Here in Massachusetts, the MGH has a Stereotactic Functional Neurosurgery Program that among other things does SGB for medically intractable Obsessive-compulsive disorder and Major depression under a current protocol at MGH. Surgical options are not considered until when medical options are no longer effective or side effects may be severe (Functional Neurosurgery Program, Massachusetts General Hospital website, taken August 22, 2022. DBS has been utilized for Parkinson’s disorder for many years. For people who suffer with major depression many are hopeless and believe the world may be better without them in it. These alternative treatments like: ECT, TMS, Ketamine, stellate ganglion block, and DBS afford greater options at some personal cost. While they are intensive and in some cases invasive there is a trade off in terms of quality of life. The tipping point in my view, when people are isolated, hopeless, and their depression becomes a barrier to functional living, like failure to thrive, the cost of not taking a broad approach to treatment is too great. Human suffering can sometimes be so silent that no one takes notice. The treatment resistant are sometimes elderly and often alone. It is these people that I worry about in my practice as a clinician here in Massachusetts.


REFERENCES

Zhadanava M, Oilon, D,Ghelerter I, et al. (2021). The prevalence and national burden of treatment-resistant depression and major depressive disorder in the United States. Journal of Clinical Psychiatry; 82(2):20m13699

Kendrick, T, Taylor D, Johnson, C. (2019). Which first-line antidepressant? British Journal of General Practice; 69 (680): 114-115.

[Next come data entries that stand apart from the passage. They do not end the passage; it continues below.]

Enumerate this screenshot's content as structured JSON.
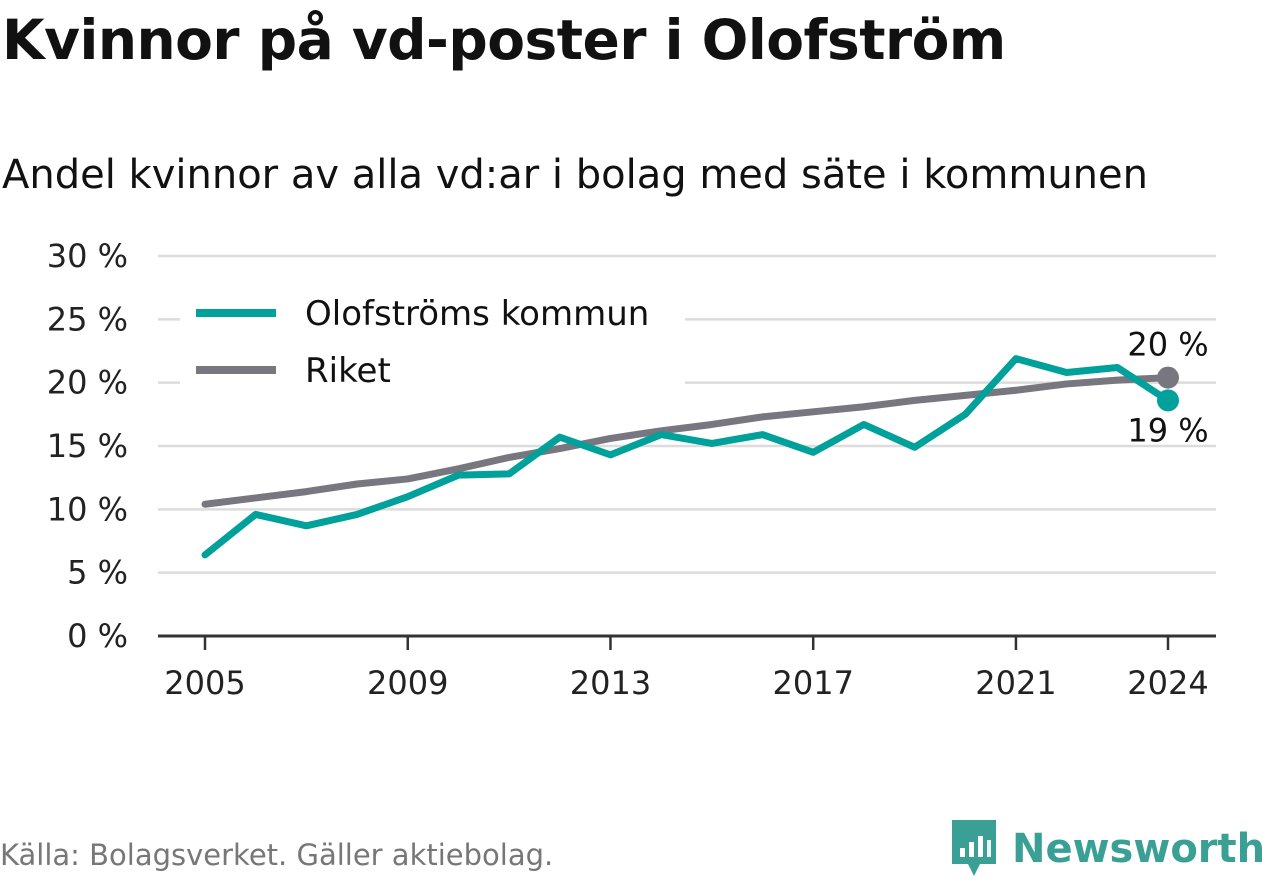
{
  "title": "Kvinnor på vd-poster i Olofström",
  "subtitle": "Andel kvinnor av alla vd:ar i bolag med säte i kommunen",
  "source": "Källa: Bolagsverket. Gäller aktiebolag.",
  "brand": "Newsworthy",
  "chart_data": {
    "type": "line",
    "x": [
      2005,
      2006,
      2007,
      2008,
      2009,
      2010,
      2011,
      2012,
      2013,
      2014,
      2015,
      2016,
      2017,
      2018,
      2019,
      2020,
      2021,
      2022,
      2023,
      2024
    ],
    "ylim": [
      0,
      30
    ],
    "y_ticks": [
      0,
      5,
      10,
      15,
      20,
      25,
      30
    ],
    "y_tick_labels": [
      "0 %",
      "5 %",
      "10 %",
      "15 %",
      "20 %",
      "25 %",
      "30 %"
    ],
    "x_ticks": [
      2005,
      2009,
      2013,
      2017,
      2021,
      2024
    ],
    "x_tick_labels": [
      "2005",
      "2009",
      "2013",
      "2017",
      "2021",
      "2024"
    ],
    "legend_position": "top-left",
    "series": [
      {
        "name": "Olofströms kommun",
        "color": "#00a19a",
        "values": [
          6.4,
          9.6,
          8.7,
          9.6,
          11.0,
          12.7,
          12.8,
          15.7,
          14.3,
          15.9,
          15.2,
          15.9,
          14.5,
          16.7,
          14.9,
          17.5,
          21.9,
          20.8,
          21.2,
          18.6
        ],
        "end_label": "19 %"
      },
      {
        "name": "Riket",
        "color": "#78767e",
        "values": [
          10.4,
          10.9,
          11.4,
          12.0,
          12.4,
          13.2,
          14.1,
          14.8,
          15.6,
          16.2,
          16.7,
          17.3,
          17.7,
          18.1,
          18.6,
          19.0,
          19.4,
          19.9,
          20.2,
          20.4
        ],
        "end_label": "20 %"
      }
    ]
  }
}
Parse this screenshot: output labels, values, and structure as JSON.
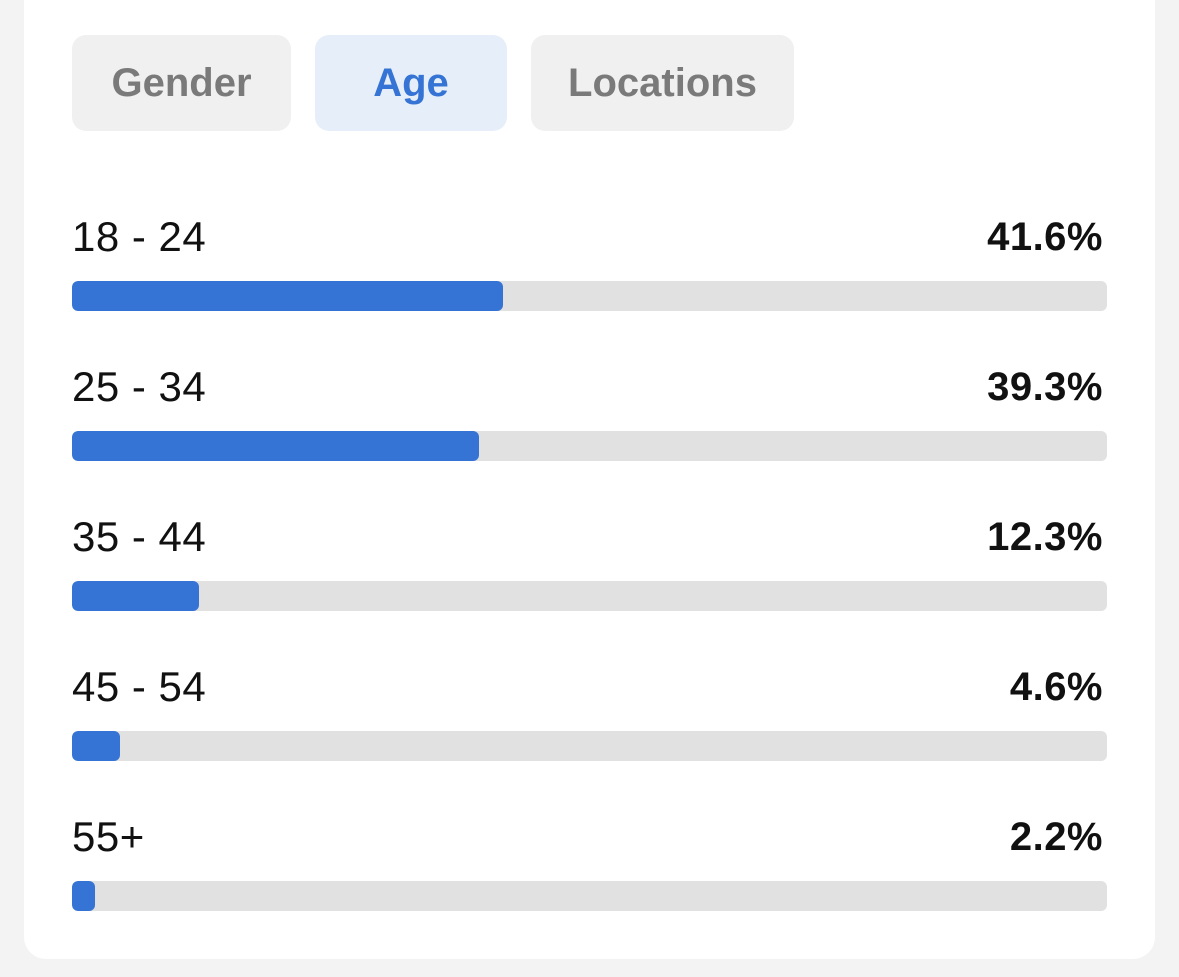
{
  "tabs": [
    {
      "label": "Gender",
      "active": false
    },
    {
      "label": "Age",
      "active": true
    },
    {
      "label": "Locations",
      "active": false
    }
  ],
  "age_rows": [
    {
      "label": "18 - 24",
      "value_text": "41.6%",
      "fraction": 0.416
    },
    {
      "label": "25 - 34",
      "value_text": "39.3%",
      "fraction": 0.393
    },
    {
      "label": "35 - 44",
      "value_text": "12.3%",
      "fraction": 0.123
    },
    {
      "label": "45 - 54",
      "value_text": "4.6%",
      "fraction": 0.046
    },
    {
      "label": "55+",
      "value_text": "2.2%",
      "fraction": 0.022
    }
  ],
  "colors": {
    "accent": "#3574d4",
    "track": "#e1e1e1",
    "active_tab_bg": "#e6eff9",
    "inactive_tab_bg": "#f0f0f0",
    "inactive_tab_text": "#7a7a7a"
  }
}
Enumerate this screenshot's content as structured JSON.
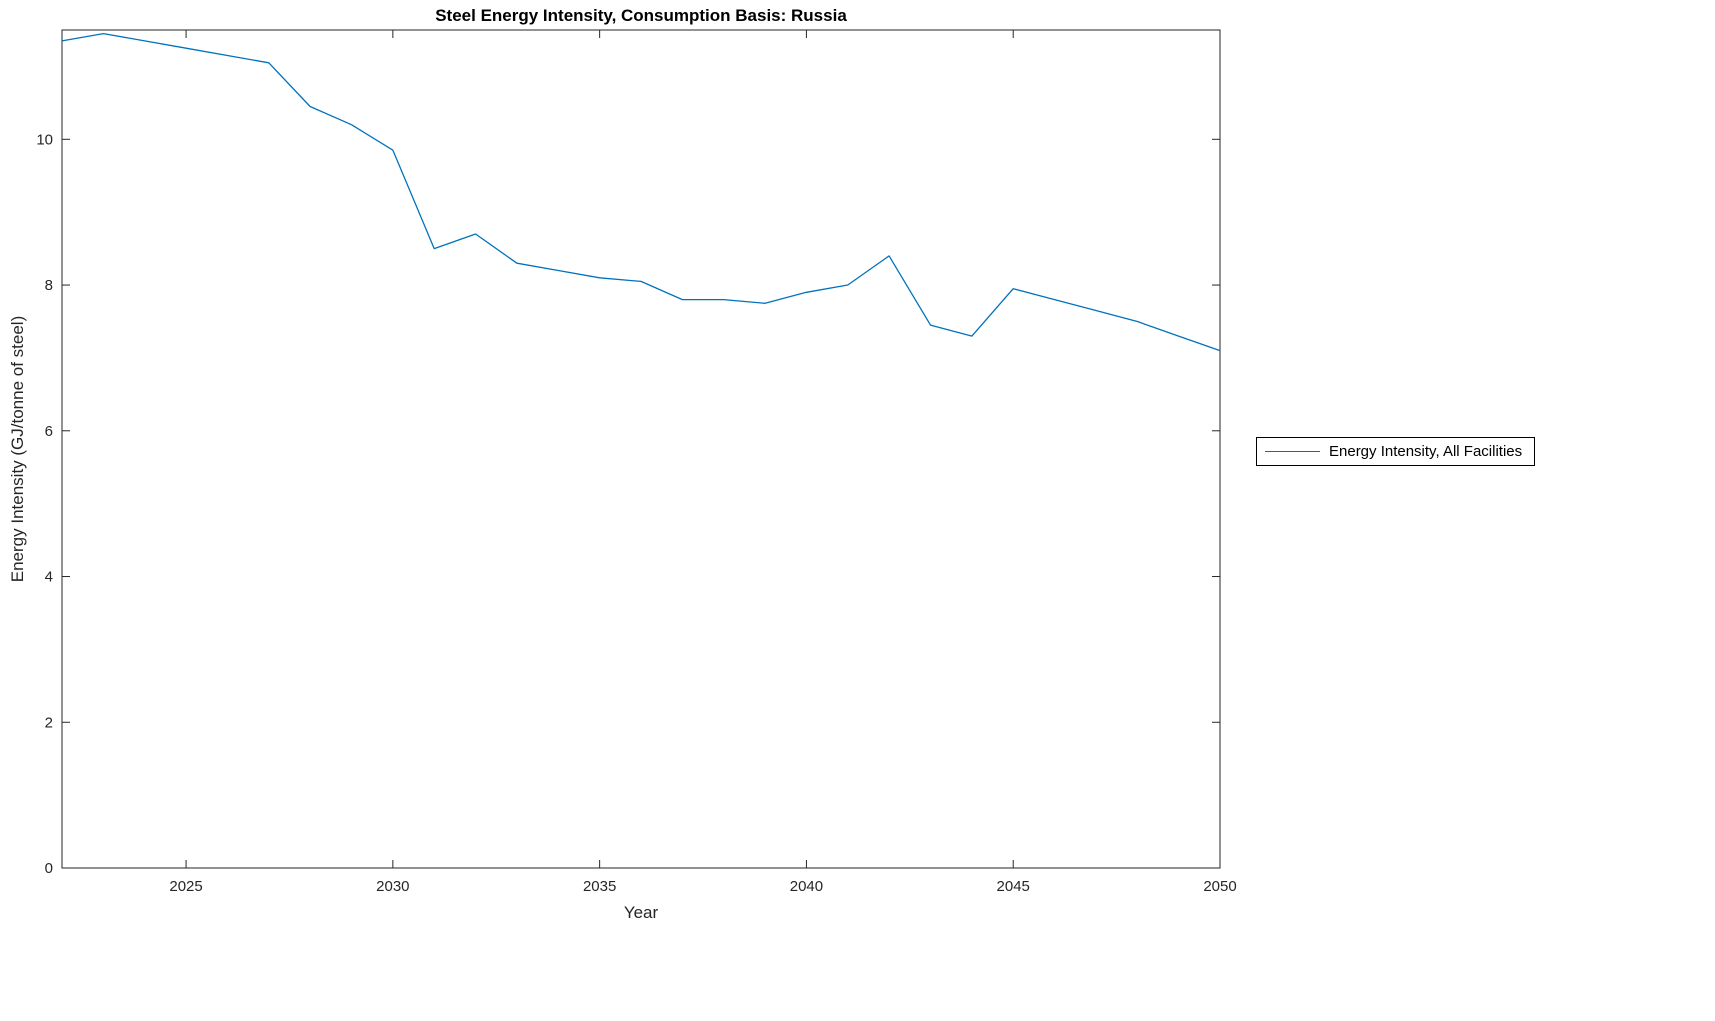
{
  "chart_data": {
    "type": "line",
    "title": "Steel Energy Intensity, Consumption Basis: Russia",
    "xlabel": "Year",
    "ylabel": "Energy Intensity (GJ/tonne of steel)",
    "xlim": [
      2022,
      2050
    ],
    "ylim": [
      0,
      11.5
    ],
    "xticks": [
      2025,
      2030,
      2035,
      2040,
      2045,
      2050
    ],
    "yticks": [
      0,
      2,
      4,
      6,
      8,
      10
    ],
    "grid": false,
    "axis_color": "#262626",
    "line_color": "#0072BD",
    "legend": {
      "position": "right-outside",
      "entries": [
        "Energy Intensity, All Facilities"
      ]
    },
    "series": [
      {
        "name": "Energy Intensity, All Facilities",
        "x": [
          2022,
          2023,
          2024,
          2025,
          2026,
          2027,
          2028,
          2029,
          2030,
          2031,
          2032,
          2033,
          2034,
          2035,
          2036,
          2037,
          2038,
          2039,
          2040,
          2041,
          2042,
          2043,
          2044,
          2045,
          2046,
          2047,
          2048,
          2049,
          2050
        ],
        "y": [
          11.35,
          11.45,
          11.35,
          11.25,
          11.15,
          11.05,
          10.45,
          10.2,
          9.85,
          8.5,
          8.7,
          8.3,
          8.2,
          8.1,
          8.05,
          7.8,
          7.8,
          7.75,
          7.9,
          8.0,
          8.4,
          7.45,
          7.3,
          7.95,
          7.8,
          7.65,
          7.5,
          7.3,
          7.1
        ]
      }
    ]
  }
}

Smith, Dana (2022) Taking the Magic Out of Magic Mushrooms, Opinion, NY Times, July 16, 2022

Agin-Liebes GI, Malone T, Yalch MM, Mennenga SE, Ponté KL, Guss J, Bossis AP, Grigsby J, Fischer S, Ross S. (2020). Long-term follow-up of psilocybin-assisted psychotherapy for psychiatric and existential distress in patients with life-threatening cancer. J Psychopharmacol.Feb;34(2):155-166. doi: 10.1177/0269881119897615. Epub 2020 Jan 9. PMID: 31916890.

MGH (2022) Stereotactic Functional Neurosurgery Program, Website taken 8-22-2022.